Là encore, il est facile de trouver quelle sera le prochain lieu sur lequel l’homme doit aller. Après avoir été dans l’espace, il doit marcher sur un autre astre que la Terre. La Lune est le candidat le plus évident, et le plus simple. De la même façon qu’aujourd’hui avec le voyage pour Mars, marcher sur la Lune devient une mission officielle de la NASA. Le délai imposé est particulièrement court : moins d’une décennie. Et pourtant, en 1969, Neil Armstrong pose un pied sur notre satellite. Et depuis, on pourrait penser que rien n’a eu lieu. Ce n’est pas complètement exact, puisque les agences ont travaillé sur un projet commun : mettre des hommes en orbite basse en permanence. La station Mir puis maintenant l’ISS ont rempli cette mission. L’ISS, véritable laboratoire-satellite, est indispensable pour les recherches spatiales. Mais en termes d’exploration, la Lune semble avoir marqué un jalon infranchissable.
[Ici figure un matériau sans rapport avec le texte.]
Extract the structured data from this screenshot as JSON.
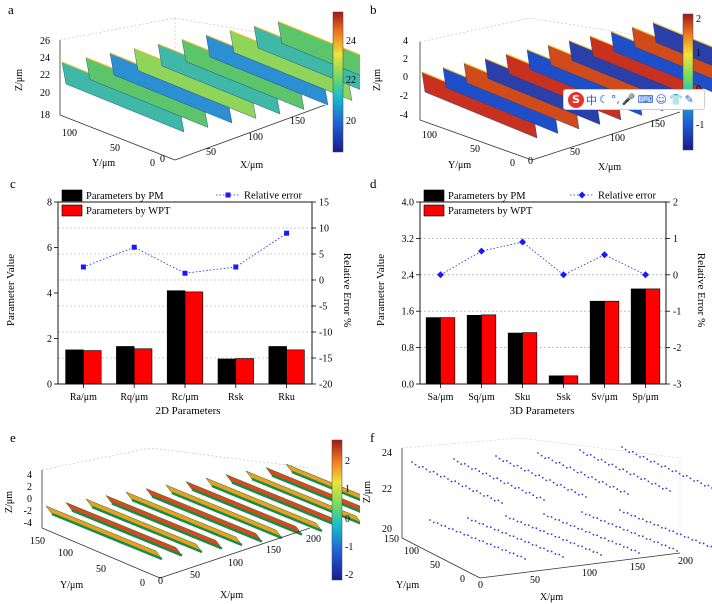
{
  "panels": {
    "a": {
      "label": "a",
      "zlabel": "Z/μm",
      "xlabel": "X/μm",
      "ylabel": "Y/μm",
      "zticks": [
        "26",
        "24",
        "22",
        "20",
        "18"
      ],
      "xticks": [
        "0",
        "50",
        "100",
        "150"
      ],
      "yticks": [
        "100",
        "50",
        "0"
      ],
      "colorbar_ticks": [
        "24",
        "22",
        "20"
      ]
    },
    "b": {
      "label": "b",
      "zlabel": "Z/μm",
      "xlabel": "X/μm",
      "ylabel": "Y/μm",
      "zticks": [
        "4",
        "2",
        "0",
        "-2",
        "-4"
      ],
      "xticks": [
        "0",
        "50",
        "100",
        "150"
      ],
      "yticks": [
        "100",
        "50",
        "0"
      ],
      "colorbar_ticks": [
        "2",
        "1",
        "0",
        "-1"
      ]
    },
    "e": {
      "label": "e",
      "zlabel": "Z/μm",
      "xlabel": "X/μm",
      "ylabel": "Y/μm",
      "zticks": [
        "4",
        "2",
        "0",
        "-2",
        "-4"
      ],
      "xticks": [
        "0",
        "50",
        "100",
        "150",
        "200"
      ],
      "yticks": [
        "150",
        "100",
        "50",
        "0"
      ],
      "colorbar_ticks": [
        "2",
        "1",
        "0",
        "-1",
        "-2"
      ]
    },
    "f": {
      "label": "f",
      "zlabel": "Z/μm",
      "xlabel": "X/μm",
      "ylabel": "Y/μm",
      "zticks": [
        "24",
        "22",
        "20"
      ],
      "xticks": [
        "0",
        "50",
        "100",
        "150",
        "200"
      ],
      "yticks": [
        "150",
        "100",
        "50",
        "0"
      ]
    }
  },
  "ime_toolbar": {
    "logo": "S",
    "mode": "中",
    "icons": [
      "moon-icon",
      "dot-icon",
      "mic-icon",
      "keyboard-icon",
      "person-icon",
      "shirt-icon",
      "wrench-icon"
    ]
  },
  "chart_data": [
    {
      "panel": "c",
      "label": "c",
      "type": "bar",
      "xlabel": "2D Parameters",
      "ylabel": "Parameter Value",
      "y2label": "Relative Error %",
      "categories": [
        "Ra/μm",
        "Rq/μm",
        "Rc/μm",
        "Rsk",
        "Rku"
      ],
      "ylim": [
        0,
        8
      ],
      "yticks": [
        "0",
        "2",
        "4",
        "6",
        "8"
      ],
      "y2lim": [
        -20,
        15
      ],
      "y2ticks": [
        "15",
        "10",
        "5",
        "0",
        "-5",
        "-10",
        "-15",
        "-20"
      ],
      "series": [
        {
          "name": "Parameters by PM",
          "color": "#000000",
          "values": [
            1.5,
            1.65,
            4.1,
            1.1,
            1.65
          ]
        },
        {
          "name": "Parameters by WPT",
          "color": "#ff0000",
          "values": [
            1.47,
            1.55,
            4.05,
            1.12,
            1.5
          ]
        }
      ],
      "relative_error": {
        "name": "Relative error",
        "color": "#1a1aff",
        "values": [
          2.5,
          6.3,
          1.3,
          2.5,
          9.0
        ]
      },
      "legend": [
        "Parameters by PM",
        "Parameters by WPT",
        "Relative error"
      ]
    },
    {
      "panel": "d",
      "label": "d",
      "type": "bar",
      "xlabel": "3D Parameters",
      "ylabel": "Parameter Value",
      "y2label": "Relative Error %",
      "categories": [
        "Sa/μm",
        "Sq/μm",
        "Sku",
        "Ssk",
        "Sv/μm",
        "Sp/μm"
      ],
      "ylim": [
        0,
        4
      ],
      "yticks": [
        "0.0",
        "0.8",
        "1.6",
        "2.4",
        "3.2",
        "4.0"
      ],
      "y2lim": [
        -3,
        2
      ],
      "y2ticks": [
        "2",
        "1",
        "0",
        "-1",
        "-2",
        "-3"
      ],
      "series": [
        {
          "name": "Parameters by PM",
          "color": "#000000",
          "values": [
            1.46,
            1.51,
            1.12,
            0.18,
            1.82,
            2.09
          ]
        },
        {
          "name": "Parameters by WPT",
          "color": "#ff0000",
          "values": [
            1.46,
            1.52,
            1.13,
            0.18,
            1.82,
            2.09
          ]
        }
      ],
      "relative_error": {
        "name": "Relative error",
        "color": "#1a1aff",
        "values": [
          0.0,
          0.65,
          0.9,
          0.0,
          0.55,
          0.0
        ]
      },
      "legend": [
        "Parameters by PM",
        "Parameters by WPT",
        "Relative error"
      ]
    }
  ]
}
Et pourtant, là encore, la prochaine étape est toute tracée : après avoir été sur un satellite, il faut maintenant aller sur une autre planète. Deux choix sont alors possibles : Mars ou Venus. Les planètes ayant des vitesses de rotation autour du Soleil différentes, la distance entre deux planètes varie en permanence : la distance entre la Terre et Mars ou Vénus n’est pas constante. Lorsque la Terre et Vénus sont au plus proche, les deux planètes sont éloignées d’environ 40 millions de kilomètres (pour l’échelle, la Terre et la Lune sont distantes d’environ 384 000 kilomètres, soit 1% de la distance Terre-Venus la plus courte). Mars est plus éloignée de la Terre, puisqu’elle est à au moins 75 millions de kilomètres de notre planète bleue. Pourtant, Mars semble beaucoup plus intéressante.

Venus
Vénus. Crédits : NASA/JPL

Les conditions de vie sont en effet plus clémentes sur Mars, même si cela reste inadapté pour l’homme, ou toute forme de vie telle que nous la connaissons. Beaucoup plus chaude, Vénus ne semble pas posséder d’eau à sa surface. Mars, au nom beaucoup plus hostile (nommée en référence au Dieu de la guerre romain), est en revanche plus clémente. A tel point qu’on a longtemps rêvé de découvrir une forme de vie à sa surface. Elle a alimenté de nombreux mythes d’extraterrestres et continue de fasciner bons nombres de passionnés d’espace. Et les astronautes ont tourné, depuis plusieurs décennies déjà, leur regard au-delà de la Lune, vers Mars et non vers Vénus. Une étape qui devrait être franchie d’ici 2040, si le programme de la NASA se déroule comme prévu. Mais cette date pourrait en réalité être beaucoup plus proche, si des projets comme celui d’Elon Musk voient le jour. Mais cela sera le sujet d’un futur article.